Deontay Wilder, the undefeated WBC heavyweight titleholder from Tuscaloosa, Alabama, was the only viable name brought up to Joshua in the post-fight interview.
“It has to happen. It has to happen, for sure,” proclaimed Joshua about the potential unification.”Now that there’s belts on the line, there’s obligations, as a champion. Once I fulfill these obligations, my door is open to any champion, provided it’s Wilder or provided it’s X, X or X.”
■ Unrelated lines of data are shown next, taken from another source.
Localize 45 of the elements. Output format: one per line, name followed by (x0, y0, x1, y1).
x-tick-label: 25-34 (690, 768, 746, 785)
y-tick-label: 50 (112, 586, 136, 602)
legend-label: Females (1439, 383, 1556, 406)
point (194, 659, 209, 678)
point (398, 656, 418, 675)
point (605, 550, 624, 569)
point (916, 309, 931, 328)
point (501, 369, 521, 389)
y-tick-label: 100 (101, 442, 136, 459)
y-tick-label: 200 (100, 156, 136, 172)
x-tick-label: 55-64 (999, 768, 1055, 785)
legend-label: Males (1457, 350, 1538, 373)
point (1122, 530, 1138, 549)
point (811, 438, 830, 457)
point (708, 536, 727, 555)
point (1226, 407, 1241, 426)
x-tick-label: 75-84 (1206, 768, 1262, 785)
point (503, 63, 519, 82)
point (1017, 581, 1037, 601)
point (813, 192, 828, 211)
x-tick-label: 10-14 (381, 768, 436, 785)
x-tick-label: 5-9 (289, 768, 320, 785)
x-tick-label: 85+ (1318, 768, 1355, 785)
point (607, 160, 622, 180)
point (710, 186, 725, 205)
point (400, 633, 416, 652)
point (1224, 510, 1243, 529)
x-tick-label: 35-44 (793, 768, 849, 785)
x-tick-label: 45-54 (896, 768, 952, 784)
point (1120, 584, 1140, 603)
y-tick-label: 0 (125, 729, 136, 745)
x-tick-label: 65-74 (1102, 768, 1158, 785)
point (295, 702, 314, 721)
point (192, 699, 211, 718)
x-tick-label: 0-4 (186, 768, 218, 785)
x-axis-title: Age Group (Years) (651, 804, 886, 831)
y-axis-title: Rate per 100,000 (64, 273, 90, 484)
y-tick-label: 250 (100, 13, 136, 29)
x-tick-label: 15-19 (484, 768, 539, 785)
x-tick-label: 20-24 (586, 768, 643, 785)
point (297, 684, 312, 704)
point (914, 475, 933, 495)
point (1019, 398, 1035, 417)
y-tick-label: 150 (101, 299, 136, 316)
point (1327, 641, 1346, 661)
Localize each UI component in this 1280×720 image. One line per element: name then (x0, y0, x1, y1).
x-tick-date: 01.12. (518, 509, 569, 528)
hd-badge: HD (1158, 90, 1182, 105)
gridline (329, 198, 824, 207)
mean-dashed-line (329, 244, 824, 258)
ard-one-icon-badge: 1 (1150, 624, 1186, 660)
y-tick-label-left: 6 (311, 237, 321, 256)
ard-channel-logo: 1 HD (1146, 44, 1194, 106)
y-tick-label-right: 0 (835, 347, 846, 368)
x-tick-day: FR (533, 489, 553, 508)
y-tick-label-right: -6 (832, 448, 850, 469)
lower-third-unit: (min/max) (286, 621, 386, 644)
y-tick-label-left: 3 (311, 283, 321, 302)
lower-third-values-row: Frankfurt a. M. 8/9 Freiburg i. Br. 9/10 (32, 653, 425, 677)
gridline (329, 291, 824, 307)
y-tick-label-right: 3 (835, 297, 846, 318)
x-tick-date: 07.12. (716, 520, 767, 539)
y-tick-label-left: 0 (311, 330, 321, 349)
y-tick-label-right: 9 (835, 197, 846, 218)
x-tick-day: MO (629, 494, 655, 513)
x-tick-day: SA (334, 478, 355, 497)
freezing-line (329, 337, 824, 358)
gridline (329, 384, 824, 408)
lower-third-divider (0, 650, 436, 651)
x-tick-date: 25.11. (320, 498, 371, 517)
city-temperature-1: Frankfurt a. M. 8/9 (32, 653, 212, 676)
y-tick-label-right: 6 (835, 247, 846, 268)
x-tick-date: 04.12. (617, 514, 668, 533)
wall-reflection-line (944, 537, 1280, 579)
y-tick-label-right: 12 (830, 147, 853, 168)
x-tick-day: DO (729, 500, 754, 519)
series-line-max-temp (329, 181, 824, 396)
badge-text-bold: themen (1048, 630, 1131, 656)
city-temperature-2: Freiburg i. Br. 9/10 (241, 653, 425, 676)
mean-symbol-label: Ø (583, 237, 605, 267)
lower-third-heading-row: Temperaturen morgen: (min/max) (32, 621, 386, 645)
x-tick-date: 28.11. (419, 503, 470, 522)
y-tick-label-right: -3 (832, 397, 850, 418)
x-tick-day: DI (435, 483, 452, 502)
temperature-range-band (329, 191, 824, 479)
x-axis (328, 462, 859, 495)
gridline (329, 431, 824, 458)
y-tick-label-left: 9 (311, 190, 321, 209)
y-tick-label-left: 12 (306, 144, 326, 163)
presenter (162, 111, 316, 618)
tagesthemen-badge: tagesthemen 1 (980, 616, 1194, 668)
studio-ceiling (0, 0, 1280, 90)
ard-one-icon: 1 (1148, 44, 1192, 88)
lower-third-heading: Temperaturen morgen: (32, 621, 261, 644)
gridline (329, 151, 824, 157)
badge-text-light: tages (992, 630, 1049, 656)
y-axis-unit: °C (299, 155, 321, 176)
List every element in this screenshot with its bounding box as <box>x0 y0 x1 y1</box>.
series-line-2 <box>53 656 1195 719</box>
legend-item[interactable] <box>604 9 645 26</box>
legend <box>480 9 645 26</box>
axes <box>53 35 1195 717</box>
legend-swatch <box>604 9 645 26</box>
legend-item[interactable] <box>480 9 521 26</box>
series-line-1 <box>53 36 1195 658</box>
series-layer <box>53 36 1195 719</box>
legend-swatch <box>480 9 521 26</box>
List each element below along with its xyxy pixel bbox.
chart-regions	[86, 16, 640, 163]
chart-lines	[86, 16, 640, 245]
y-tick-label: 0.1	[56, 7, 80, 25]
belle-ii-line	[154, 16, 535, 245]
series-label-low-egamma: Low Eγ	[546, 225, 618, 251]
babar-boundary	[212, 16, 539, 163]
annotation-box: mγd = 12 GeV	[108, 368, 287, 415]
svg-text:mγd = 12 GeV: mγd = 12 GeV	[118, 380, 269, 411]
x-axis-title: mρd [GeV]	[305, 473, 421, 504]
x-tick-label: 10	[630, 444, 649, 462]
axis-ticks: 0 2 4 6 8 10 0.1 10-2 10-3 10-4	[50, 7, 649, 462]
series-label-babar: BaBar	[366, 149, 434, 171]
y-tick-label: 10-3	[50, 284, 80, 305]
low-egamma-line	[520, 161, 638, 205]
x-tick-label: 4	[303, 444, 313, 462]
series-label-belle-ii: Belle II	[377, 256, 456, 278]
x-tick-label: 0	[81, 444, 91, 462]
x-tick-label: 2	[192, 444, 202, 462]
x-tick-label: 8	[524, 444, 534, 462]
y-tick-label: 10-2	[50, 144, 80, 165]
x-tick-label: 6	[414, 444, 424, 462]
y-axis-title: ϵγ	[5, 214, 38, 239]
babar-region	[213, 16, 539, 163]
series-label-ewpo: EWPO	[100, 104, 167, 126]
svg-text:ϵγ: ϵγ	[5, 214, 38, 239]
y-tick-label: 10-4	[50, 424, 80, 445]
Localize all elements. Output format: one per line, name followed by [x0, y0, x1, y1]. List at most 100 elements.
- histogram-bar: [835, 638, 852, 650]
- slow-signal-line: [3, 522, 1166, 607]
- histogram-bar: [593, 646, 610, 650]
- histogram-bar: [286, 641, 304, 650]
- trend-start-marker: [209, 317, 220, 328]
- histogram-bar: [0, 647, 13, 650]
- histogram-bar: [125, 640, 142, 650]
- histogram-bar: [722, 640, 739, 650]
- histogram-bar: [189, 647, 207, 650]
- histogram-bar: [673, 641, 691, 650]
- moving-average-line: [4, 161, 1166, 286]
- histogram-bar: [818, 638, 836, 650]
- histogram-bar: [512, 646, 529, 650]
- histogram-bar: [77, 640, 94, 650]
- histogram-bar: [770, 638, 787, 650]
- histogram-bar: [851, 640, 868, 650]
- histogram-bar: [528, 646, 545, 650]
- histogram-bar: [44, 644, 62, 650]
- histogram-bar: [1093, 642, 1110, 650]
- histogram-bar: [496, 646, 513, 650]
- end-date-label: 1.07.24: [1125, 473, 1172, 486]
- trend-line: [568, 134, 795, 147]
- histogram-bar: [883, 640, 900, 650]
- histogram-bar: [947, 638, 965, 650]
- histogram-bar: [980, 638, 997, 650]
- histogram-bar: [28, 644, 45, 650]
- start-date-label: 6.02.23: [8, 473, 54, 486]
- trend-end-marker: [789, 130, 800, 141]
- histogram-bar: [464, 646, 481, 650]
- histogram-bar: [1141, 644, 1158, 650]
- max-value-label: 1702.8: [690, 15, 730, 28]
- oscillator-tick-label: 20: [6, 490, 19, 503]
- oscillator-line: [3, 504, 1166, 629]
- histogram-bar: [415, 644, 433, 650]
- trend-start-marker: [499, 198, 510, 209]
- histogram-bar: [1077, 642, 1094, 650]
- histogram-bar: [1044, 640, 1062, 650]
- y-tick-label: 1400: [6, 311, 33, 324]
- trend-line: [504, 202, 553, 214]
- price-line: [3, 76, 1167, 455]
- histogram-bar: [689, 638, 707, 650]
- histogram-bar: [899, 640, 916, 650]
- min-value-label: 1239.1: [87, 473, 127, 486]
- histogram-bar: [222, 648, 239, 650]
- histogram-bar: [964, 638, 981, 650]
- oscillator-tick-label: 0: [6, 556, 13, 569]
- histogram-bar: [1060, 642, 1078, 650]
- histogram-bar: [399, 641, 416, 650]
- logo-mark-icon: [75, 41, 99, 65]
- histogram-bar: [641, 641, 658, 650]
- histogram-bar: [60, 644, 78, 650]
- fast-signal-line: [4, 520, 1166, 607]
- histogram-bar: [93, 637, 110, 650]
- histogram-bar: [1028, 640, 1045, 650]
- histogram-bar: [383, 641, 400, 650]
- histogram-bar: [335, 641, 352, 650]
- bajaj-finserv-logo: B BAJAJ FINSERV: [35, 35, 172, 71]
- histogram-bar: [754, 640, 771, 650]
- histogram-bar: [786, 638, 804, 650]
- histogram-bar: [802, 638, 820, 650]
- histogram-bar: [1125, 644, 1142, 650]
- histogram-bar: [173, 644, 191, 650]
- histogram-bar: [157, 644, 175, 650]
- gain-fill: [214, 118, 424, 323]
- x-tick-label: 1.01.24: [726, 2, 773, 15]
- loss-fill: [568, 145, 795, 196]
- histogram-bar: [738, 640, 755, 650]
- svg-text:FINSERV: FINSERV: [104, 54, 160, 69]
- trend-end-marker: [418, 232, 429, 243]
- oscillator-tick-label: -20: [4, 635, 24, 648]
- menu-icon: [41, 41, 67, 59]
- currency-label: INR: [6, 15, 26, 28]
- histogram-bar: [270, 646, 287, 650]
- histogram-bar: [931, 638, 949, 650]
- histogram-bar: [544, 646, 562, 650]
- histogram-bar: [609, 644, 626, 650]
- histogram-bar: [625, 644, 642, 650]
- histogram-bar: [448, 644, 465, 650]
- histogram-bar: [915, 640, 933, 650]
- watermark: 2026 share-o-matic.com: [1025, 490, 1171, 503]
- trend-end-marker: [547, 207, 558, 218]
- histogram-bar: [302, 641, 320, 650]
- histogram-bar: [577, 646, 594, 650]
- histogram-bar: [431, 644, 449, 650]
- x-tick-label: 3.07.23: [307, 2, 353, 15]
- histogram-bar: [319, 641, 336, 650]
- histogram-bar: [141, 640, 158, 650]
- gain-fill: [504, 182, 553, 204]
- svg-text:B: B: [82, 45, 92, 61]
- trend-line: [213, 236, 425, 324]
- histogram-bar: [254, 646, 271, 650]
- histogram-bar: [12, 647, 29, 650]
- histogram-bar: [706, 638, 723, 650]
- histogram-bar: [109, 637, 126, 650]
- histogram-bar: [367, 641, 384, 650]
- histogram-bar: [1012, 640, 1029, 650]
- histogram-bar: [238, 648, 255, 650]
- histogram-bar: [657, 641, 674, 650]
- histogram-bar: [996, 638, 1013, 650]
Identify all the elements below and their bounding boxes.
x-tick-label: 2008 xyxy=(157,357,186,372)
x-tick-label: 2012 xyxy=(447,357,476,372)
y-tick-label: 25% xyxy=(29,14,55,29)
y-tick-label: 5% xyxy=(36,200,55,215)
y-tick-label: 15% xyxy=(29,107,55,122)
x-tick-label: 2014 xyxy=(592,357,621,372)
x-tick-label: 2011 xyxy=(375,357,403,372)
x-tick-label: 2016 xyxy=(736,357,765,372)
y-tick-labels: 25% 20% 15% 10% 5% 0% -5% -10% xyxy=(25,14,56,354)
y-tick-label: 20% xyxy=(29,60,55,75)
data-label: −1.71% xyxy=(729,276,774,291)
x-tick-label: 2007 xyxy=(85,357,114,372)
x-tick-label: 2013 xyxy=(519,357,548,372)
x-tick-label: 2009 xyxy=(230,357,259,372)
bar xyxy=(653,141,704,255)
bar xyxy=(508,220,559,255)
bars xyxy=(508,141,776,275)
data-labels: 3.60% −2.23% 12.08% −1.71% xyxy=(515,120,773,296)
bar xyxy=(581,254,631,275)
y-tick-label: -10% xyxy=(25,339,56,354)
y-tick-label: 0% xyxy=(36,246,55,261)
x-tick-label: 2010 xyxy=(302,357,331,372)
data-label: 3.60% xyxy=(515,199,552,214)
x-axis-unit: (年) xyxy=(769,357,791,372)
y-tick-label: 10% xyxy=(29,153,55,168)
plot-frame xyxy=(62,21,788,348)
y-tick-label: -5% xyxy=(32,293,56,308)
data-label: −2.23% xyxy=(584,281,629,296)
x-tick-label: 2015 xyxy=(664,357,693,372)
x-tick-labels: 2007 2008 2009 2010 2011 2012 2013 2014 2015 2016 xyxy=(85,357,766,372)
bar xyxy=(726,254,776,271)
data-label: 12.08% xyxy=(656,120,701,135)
Before making his exit, Joshua, 20-0 (20), along with his promoter Eddie Hearn of Matchroom Boxing, made one thing abundantly clear: Wilder is on their radar for 2018 but the American will have to travel. The gregarious heavyweight even polled the crowd once again, asking where his next fight should be and when the only non-British locale was named – Las Vegas – the crowd roared their disapproval once again. Wilder acknowledged their response and even mockingly joined their disapproval of Hearn, once he was introduced.
“I don’t think we should go abroad – I think we should stay right here,” said Hearn in closing. “I think we should keep the British flag flying – that’s what Anthony Joshua has done but I promise you he will fight anyone. And Deontay Wilder will be relieved of that belt in 2018 by Anthony Joshua.”
Conveniently, Wilder, 38-0 (37), looks to defend his WBC heavyweight title a sixth time, this Saturday night, on Showtime (9:00 p.m. ET/ 6 p.m. PT) in a rematch with Bermane Stiverne, and the timing couldn’t really be any better for them to build the fight. Coincidentally, Wilder is also facing a replacement opponent after Luis Ortiz failed a VADA drug test but, unlike Joshua’s unique case, his date on November 4 has lacked the luster it had, once first announced. Opponents failing drug tests, along with injuries of his own, have brought about a theme of bad luck, since Wilder first won the WBC belt from Stiverne in January 2015 and, in a conference call, last week, leading up to a needless rematch, “The Bronze Bomber” made his frustrations clear.
“Well my head is in a peaceful state of mind,” said Wilder, who was given the floor by his promoter Lou DiBella, and asked to speak his mind to kick off the call. “I still sit back now and still just analyze my career and I’ll just sit back and just think. I’m like, what have I done? What have I done so wrong to get the bad end of the stick with every fight that comes in?”
Along with Ortiz, Alexander Povetkin was popped on a VADA drug test that nixed a signed fight with Wilder to take place in Russia, last year, and, earlier this year, Andrzej Wawrzyk did the same thing, forcing another late-replacement for Wilder’s only fight so far in 2017, being a fifth round stoppage of Gerald Washington.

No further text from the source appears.